L'humanisme social athée contemporain - idéologiquement et méthodologiquement - est en tout un fruit et une invention de l'Europe pseudo-chrétiennne, mariée à notre état pécheur. Ils nous demandent : comment est-il arrivé sur le sol orthodoxe ? C'est Dieu qui éprouve l'endurance des justes, visitant les enfants pour les péchés de leurs pères et annonçant la force de son Église en la menant par le feu et par l'eau. Parce que, selon les paroles du sage-en-Dieu Macaire d'Égypte, c'est la seule voie du vrai christianisme : "Là où est l'Esprit saint, il est suivi, comme d'une ombre, de la persécution et du combatŠ il est nécessaire que la vérité soit persécutée.

Quels sont, d'un autre côté, les fruits de la société théandrique4 (l'Église) ? - saints, martyrs et confesseurs. C'est son but, son sens et son dessein, c'est la preuve de sa force indestructible. Non pas des livres, des bibliothèques, des systèmes et des cités - toutes choses qui sont ici aujourd'hui, mais passées demain. Les divers humanismes pseudo-chrétiens remplissent le monde de livres, tandis que l'orthodoxie le remplit d'hommes sanctifiés.
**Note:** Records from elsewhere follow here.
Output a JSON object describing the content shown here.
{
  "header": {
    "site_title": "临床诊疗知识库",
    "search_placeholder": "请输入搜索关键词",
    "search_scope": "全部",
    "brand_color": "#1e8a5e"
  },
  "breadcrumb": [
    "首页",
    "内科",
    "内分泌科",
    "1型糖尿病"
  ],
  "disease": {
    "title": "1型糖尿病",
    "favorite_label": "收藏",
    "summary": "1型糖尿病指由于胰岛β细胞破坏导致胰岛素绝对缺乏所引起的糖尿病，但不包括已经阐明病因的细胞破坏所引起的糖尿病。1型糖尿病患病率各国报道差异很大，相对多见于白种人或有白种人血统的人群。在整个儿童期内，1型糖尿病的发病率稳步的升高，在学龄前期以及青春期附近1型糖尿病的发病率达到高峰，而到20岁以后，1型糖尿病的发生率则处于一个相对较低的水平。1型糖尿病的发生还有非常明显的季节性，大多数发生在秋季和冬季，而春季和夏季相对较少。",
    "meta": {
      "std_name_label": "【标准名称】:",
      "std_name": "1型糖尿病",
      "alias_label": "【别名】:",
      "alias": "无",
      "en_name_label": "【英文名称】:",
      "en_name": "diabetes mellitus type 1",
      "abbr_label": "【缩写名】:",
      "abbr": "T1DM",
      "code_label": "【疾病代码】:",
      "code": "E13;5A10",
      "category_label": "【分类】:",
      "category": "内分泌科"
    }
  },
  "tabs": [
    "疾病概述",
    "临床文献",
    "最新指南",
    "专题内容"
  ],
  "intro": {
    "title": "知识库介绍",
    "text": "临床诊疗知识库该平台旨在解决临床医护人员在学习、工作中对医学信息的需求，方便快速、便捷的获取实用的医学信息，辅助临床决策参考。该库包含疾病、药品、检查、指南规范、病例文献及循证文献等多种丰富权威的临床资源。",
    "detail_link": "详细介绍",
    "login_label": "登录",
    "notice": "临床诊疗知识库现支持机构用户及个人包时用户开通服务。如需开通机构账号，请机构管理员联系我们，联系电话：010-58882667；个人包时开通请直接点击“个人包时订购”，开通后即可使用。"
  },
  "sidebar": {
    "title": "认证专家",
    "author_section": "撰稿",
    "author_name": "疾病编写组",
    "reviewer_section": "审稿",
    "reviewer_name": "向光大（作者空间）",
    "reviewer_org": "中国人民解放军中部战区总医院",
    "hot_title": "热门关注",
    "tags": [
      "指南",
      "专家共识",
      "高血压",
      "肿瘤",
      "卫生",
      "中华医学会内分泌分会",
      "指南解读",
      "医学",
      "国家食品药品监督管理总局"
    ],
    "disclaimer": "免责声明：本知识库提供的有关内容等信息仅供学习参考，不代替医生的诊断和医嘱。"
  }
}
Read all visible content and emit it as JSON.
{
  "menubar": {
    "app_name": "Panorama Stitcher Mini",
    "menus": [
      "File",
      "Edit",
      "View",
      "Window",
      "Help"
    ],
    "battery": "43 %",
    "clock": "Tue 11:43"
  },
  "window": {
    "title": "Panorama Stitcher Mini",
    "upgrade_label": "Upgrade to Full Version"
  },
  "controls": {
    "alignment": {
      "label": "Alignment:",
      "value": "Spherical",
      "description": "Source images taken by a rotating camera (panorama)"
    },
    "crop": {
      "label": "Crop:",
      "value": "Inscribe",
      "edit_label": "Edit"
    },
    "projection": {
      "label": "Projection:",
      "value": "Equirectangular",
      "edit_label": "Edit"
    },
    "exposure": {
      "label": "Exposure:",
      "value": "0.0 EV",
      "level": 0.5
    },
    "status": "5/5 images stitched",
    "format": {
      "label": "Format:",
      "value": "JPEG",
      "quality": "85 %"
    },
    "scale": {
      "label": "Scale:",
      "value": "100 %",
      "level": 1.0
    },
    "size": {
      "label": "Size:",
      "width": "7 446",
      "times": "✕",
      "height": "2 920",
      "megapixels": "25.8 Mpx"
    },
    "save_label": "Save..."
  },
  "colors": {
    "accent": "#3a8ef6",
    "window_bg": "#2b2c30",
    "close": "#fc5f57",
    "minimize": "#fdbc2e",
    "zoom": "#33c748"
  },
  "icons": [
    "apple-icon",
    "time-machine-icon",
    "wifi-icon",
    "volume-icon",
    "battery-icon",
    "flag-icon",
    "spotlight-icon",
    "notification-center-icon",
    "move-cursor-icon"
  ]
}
Des milliers et des centaines de milliers de martyrs et de nouveaux martyrs, tombés pour la foi orthodoxe - voilà les fruits de la société théandrique. C'est ainsi que le célèbre catholique romain, François Mauriac, ne voit, sur l'horizon ténébreux du monde contemporain enfoncé chaque jour un peu plus dans l'auto-idolâtrie née en Europe et destructrice des âmes, qu'un seul point lumineux qui donne de l'espoir à l'avenir de ce monde : la foi baignée dans le sang des martyrs et nouveaux martyrs. La foi orthodoxe.
 
Mais en Occident ? Ils ne connaissent ni la voie, ni l'Église, ni le chemin pour sortir du désespoir; tout est plongé dans l'idolâtrie destructrice des âmes, dans l'amour du plaisir, dans l'amour de soi et l'amour de la convoitise. C'est de là qu'en Europe nous voyons la renaissance du polythéisme. Les "faux-Christs", faux-dieux qui ont inondé l'Europe et en sont exportés à toutes les places de marché du monde, ont pour leur principale caractéristique de tuer l'âme dans l'homme - l'unique trésor de l'homme dans tous les mondes, et de cette façon, rendre impossible l'éventualité même d'une société authentique.

En écrivant ceci, nous n'écrivons pas l'histoire de l'Europe, ses vertus et ses défauts, ni l'histoire des pseudo-Églises européennes. Nous ne faisons que démontrer son ontologie, descendant dans l'abîme de l'orgueil intellectuel européen, dans ses souterrains démoniaques où se trouvent ses source noires dont l'eau risque d'empoisonner le monde. Ce n'est pas un jugement de l'Europe, mais un appel priant, venant du coeur, un appel à la voie unique du salut, par la repentance.